In groups, she smiled and looked pleasant, but I could tell she wasn’t sure what was going on. Something changed in her eyes; even in pictures, they looked distant and flat. We had a 50th birthday party for my sister at our house, and my mom said to me several times, “Judy, is this your house?” She stopped one of my daughters during the party and said, “Who is this party for?”

Her senses began to betray her too. When we were out to lunch at a local barbecue place, she was convinced that something was burning, even though my dad and I assured her that we did not smell anything. Food tasted and smelled strange or had no flavor at all.

She complained of an almost constant headache, but the doctors could find no physical cause. It dogged her day and night. Sometimes when I asked her about it, she would say it was quiet. It must have felt like a banging, a disorienting din. Eating hard foods gave her some relief; she told me that the “crunch, crunch, crunch” helped.

My mom knew  something was happening, but she did not understood what it was. I’m afraid she thought that it was her fault, and that she needed to try harder to think better, as if she could will herself out of her cobwebby confusion. She spent a lot of time agonizing over why she couldn’t think right, and why this would happen to her now when she was supposed to be enjoying her Golden Years with Dad. I don’t think she ever believed that her mind was being stolen away by a disease.

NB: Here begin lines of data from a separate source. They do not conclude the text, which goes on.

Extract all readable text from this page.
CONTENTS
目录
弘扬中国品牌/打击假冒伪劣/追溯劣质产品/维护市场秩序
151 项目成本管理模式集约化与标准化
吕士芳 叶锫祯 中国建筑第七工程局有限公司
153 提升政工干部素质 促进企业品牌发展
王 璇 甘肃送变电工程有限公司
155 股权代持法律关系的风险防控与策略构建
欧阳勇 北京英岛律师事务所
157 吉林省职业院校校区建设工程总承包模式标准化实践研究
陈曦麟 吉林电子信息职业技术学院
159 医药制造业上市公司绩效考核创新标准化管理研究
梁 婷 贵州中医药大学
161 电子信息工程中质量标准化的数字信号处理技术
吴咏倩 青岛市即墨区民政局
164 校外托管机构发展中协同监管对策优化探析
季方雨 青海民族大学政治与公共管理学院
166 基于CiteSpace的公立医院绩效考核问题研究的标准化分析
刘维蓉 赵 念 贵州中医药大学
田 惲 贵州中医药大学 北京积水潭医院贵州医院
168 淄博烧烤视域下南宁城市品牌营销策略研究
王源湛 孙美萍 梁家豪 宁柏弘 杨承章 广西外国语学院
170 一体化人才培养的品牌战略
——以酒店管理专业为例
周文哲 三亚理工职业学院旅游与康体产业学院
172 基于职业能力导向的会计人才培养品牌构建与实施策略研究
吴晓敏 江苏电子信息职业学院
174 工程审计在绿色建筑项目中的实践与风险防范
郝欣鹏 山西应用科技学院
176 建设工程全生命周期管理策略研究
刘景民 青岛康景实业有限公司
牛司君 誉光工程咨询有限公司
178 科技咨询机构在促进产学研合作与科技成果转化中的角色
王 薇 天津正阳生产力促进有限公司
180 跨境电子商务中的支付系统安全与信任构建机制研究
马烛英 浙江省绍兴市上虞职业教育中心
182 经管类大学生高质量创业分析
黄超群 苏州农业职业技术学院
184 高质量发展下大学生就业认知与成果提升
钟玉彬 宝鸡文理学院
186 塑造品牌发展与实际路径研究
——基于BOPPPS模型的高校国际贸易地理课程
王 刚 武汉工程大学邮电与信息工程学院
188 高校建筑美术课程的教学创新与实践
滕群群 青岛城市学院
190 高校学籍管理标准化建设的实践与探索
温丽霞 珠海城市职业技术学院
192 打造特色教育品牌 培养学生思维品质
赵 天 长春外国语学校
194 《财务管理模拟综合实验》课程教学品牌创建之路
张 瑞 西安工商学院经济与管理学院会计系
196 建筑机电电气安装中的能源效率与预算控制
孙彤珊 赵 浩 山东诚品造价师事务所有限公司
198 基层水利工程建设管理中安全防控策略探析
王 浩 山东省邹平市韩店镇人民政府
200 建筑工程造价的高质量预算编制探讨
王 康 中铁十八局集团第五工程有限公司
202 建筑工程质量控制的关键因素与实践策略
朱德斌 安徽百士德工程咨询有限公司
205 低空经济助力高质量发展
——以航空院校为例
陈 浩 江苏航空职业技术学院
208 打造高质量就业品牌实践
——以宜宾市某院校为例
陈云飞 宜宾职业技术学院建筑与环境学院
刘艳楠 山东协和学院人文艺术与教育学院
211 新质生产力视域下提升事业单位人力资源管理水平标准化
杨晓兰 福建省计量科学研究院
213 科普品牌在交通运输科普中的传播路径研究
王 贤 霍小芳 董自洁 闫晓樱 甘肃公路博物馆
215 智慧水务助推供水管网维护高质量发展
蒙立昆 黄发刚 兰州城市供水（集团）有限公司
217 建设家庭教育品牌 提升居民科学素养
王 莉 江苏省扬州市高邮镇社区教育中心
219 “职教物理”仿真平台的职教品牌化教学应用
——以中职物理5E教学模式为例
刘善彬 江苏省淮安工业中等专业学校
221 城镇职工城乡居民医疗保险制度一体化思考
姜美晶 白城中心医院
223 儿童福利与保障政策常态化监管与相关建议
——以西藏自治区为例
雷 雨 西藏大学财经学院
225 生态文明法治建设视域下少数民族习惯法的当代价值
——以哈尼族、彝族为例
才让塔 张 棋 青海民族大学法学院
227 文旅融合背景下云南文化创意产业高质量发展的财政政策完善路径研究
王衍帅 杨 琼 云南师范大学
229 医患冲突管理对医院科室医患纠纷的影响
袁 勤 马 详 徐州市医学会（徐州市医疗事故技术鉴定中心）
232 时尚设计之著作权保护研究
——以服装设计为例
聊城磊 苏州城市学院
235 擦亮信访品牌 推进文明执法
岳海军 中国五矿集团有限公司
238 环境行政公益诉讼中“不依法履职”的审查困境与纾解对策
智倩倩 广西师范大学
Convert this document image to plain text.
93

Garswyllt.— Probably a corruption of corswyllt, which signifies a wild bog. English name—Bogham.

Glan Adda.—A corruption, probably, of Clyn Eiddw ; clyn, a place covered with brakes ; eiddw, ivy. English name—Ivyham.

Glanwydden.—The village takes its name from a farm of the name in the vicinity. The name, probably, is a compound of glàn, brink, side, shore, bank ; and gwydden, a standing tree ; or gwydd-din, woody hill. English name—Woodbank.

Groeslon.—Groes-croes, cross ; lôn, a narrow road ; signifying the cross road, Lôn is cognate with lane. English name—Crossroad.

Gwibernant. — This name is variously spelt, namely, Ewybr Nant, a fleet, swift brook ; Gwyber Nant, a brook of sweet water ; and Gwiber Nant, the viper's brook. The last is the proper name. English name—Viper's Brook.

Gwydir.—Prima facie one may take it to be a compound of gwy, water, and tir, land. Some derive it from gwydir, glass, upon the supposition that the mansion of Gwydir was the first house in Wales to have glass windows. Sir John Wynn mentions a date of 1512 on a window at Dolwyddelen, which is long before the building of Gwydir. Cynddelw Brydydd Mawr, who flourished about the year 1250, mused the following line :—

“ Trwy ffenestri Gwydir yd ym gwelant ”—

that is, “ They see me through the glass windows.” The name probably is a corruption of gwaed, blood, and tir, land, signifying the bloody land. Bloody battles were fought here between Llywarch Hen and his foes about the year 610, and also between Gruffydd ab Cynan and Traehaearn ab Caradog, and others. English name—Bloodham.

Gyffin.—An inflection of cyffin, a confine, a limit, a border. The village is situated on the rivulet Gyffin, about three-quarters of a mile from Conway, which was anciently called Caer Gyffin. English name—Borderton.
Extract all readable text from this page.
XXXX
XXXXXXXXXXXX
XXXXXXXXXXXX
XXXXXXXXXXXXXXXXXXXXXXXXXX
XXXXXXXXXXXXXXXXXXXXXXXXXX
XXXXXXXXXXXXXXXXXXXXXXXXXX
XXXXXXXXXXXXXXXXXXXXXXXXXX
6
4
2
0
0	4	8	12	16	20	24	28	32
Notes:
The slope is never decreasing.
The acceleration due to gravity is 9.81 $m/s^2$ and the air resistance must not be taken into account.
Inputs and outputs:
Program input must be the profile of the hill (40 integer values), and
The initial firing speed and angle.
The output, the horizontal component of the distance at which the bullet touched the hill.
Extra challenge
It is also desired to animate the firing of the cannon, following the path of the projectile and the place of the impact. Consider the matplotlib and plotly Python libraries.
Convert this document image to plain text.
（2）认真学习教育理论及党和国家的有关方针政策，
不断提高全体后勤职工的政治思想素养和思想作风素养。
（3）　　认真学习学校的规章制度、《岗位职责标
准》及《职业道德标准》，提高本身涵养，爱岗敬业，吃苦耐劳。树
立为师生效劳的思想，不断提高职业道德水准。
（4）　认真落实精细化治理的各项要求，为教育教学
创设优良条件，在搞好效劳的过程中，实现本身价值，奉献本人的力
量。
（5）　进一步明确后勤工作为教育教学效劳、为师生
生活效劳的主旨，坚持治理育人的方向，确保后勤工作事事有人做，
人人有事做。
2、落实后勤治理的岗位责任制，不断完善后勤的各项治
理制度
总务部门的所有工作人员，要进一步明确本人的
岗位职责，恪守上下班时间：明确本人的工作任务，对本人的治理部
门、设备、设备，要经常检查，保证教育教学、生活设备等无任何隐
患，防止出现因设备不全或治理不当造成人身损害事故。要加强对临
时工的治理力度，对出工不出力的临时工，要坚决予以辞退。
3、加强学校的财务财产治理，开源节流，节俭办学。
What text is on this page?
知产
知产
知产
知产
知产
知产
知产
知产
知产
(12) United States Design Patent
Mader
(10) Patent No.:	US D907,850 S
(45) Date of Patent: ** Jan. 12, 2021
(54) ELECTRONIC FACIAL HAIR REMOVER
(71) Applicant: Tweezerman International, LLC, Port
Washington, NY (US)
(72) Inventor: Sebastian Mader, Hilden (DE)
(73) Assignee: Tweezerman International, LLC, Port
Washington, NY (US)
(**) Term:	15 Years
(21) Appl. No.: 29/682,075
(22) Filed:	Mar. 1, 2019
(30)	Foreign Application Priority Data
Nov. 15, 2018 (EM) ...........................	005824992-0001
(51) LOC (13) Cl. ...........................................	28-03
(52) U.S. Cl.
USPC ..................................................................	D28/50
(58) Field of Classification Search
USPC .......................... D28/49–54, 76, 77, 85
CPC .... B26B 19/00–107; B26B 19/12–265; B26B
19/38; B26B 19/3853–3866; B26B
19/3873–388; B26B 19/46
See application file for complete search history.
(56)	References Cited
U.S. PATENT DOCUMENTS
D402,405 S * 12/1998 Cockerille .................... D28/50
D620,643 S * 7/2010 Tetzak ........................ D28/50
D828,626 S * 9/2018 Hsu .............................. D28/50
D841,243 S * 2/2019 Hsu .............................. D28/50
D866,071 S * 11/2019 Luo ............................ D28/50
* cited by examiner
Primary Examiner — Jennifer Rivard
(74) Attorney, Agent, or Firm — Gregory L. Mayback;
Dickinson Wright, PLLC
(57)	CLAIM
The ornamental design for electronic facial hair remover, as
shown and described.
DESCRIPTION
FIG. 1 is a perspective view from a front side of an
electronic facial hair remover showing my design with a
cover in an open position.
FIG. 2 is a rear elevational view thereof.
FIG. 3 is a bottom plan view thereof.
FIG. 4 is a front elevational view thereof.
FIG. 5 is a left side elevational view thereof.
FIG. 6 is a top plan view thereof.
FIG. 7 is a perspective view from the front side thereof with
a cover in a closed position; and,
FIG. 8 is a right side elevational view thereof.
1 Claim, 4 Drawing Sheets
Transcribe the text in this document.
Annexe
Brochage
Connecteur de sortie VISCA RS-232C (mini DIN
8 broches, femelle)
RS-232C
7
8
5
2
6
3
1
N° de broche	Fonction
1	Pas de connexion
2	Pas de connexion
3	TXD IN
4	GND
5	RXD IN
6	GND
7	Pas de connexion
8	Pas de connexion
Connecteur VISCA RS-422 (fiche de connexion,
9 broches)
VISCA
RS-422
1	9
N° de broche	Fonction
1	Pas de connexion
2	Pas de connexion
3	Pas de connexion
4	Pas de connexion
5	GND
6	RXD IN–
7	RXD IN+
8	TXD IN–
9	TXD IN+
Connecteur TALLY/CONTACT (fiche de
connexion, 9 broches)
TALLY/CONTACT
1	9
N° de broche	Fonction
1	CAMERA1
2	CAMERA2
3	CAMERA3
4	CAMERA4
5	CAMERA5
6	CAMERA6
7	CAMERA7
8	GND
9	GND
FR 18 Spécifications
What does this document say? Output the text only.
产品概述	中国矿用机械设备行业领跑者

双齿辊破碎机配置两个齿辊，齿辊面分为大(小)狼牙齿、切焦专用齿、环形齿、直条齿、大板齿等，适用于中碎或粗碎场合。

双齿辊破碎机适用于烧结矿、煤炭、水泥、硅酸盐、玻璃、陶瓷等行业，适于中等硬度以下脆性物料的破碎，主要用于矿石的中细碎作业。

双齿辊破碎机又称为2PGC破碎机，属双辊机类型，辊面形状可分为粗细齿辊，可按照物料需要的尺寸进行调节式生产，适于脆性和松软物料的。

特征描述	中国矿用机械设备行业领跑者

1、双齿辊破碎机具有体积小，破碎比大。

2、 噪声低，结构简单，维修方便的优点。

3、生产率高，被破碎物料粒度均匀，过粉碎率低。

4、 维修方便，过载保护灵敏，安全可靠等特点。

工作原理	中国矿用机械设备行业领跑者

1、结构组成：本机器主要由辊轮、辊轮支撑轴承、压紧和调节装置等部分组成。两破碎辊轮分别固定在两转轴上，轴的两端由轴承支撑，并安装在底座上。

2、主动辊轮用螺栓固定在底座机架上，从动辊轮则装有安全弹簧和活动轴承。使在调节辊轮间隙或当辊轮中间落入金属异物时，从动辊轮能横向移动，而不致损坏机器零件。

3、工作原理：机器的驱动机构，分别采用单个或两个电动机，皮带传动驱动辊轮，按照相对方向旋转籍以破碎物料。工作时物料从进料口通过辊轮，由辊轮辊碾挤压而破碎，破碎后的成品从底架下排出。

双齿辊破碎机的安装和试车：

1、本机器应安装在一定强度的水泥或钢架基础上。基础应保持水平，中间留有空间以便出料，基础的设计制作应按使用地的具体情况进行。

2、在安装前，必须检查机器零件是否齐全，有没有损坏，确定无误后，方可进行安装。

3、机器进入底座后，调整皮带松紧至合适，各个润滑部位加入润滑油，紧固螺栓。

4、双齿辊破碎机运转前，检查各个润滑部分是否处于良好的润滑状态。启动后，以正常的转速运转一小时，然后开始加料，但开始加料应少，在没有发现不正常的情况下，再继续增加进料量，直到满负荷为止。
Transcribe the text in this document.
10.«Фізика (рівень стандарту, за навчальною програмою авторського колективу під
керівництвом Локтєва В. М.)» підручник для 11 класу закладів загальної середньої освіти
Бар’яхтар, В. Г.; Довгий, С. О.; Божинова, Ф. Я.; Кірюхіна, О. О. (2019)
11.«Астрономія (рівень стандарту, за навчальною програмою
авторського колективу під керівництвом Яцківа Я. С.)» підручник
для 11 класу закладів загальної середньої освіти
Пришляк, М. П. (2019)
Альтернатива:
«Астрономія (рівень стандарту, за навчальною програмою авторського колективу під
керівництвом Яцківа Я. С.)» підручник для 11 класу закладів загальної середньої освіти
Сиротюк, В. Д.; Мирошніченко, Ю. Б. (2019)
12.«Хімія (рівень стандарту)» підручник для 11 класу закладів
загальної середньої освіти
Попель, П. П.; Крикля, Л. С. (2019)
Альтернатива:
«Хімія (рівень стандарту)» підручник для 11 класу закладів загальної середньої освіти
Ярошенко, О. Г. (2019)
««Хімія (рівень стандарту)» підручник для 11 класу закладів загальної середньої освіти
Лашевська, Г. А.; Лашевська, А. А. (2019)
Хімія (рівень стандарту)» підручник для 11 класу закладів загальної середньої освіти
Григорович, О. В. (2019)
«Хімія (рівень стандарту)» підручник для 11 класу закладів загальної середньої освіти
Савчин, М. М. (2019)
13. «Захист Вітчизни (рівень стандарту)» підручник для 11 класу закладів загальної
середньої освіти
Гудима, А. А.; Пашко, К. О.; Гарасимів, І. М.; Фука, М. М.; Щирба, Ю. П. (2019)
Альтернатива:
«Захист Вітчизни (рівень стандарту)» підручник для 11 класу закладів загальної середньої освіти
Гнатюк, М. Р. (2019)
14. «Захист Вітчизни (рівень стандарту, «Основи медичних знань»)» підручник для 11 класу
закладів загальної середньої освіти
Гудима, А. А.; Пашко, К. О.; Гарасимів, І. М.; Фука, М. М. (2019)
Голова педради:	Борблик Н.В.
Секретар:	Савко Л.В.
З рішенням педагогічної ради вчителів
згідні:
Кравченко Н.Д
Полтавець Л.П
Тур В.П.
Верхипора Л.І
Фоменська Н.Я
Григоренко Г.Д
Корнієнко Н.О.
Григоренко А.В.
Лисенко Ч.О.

I wish we could have stayed in this relatively easy phase longer. Alzheimer’s is progressive, but there is no real timeline. Changes can come quickly or slowly; it’s impossible to gauge where we are in the process. We only know that it will get worse.

I knew changes were coming again when my mom’s anxiety began to grow, pushing almost every other thought out. Fear, suspicion and guilt turned most conversations into desperate pleas for help. She started using a different voice, high and quavering. Even her faith couldn’t break through the neural pathways blocked and crusted with dementia. False thoughts flitted across her consciousness to torment her, like the twinges of restless legs that make the sufferer twitch and keep moving, unable to rest.

She seemed to shrink. She became so thin; she stopped eating normal meals, preferring candy and ice cream, and then only little bites. Her thoughts seemed shrunken too, down to the bare bones: Help me. Don’t leave me. I’m sorry I was so bad. I’m sorry I hurt you so much.

When she couldn’t make calls anymore, we decided to end her phone service. I didn’t get around to actually cancelling it right away, though, and one afternoon I was walking though Safeway and my phone rang. The screen said “Mom”–a caller ID I never thought I’d see again. I answered it, expecting to hear my Dad’s voice, using her phone for some reason. But it was my mom’s voice I heard, not the little scared voice, but her normal voice. 

–Is this Judy Elizabeth Sunde?  I mean Hanawalt! Of course I know it’s Hanawalt!

Yes! Hi Mom! How are you?

–I’m doing fine. Just wanted to hear your voice. It makes me feel better. How are all the kids? How is Steve?

Our conversation went on for a few more minutes. I kept asking her questions, not wanting to hang up, trying to stay suspended in this odd, rare moment of lucidity. I wished this could be reality instead of the new one I was trying to accept.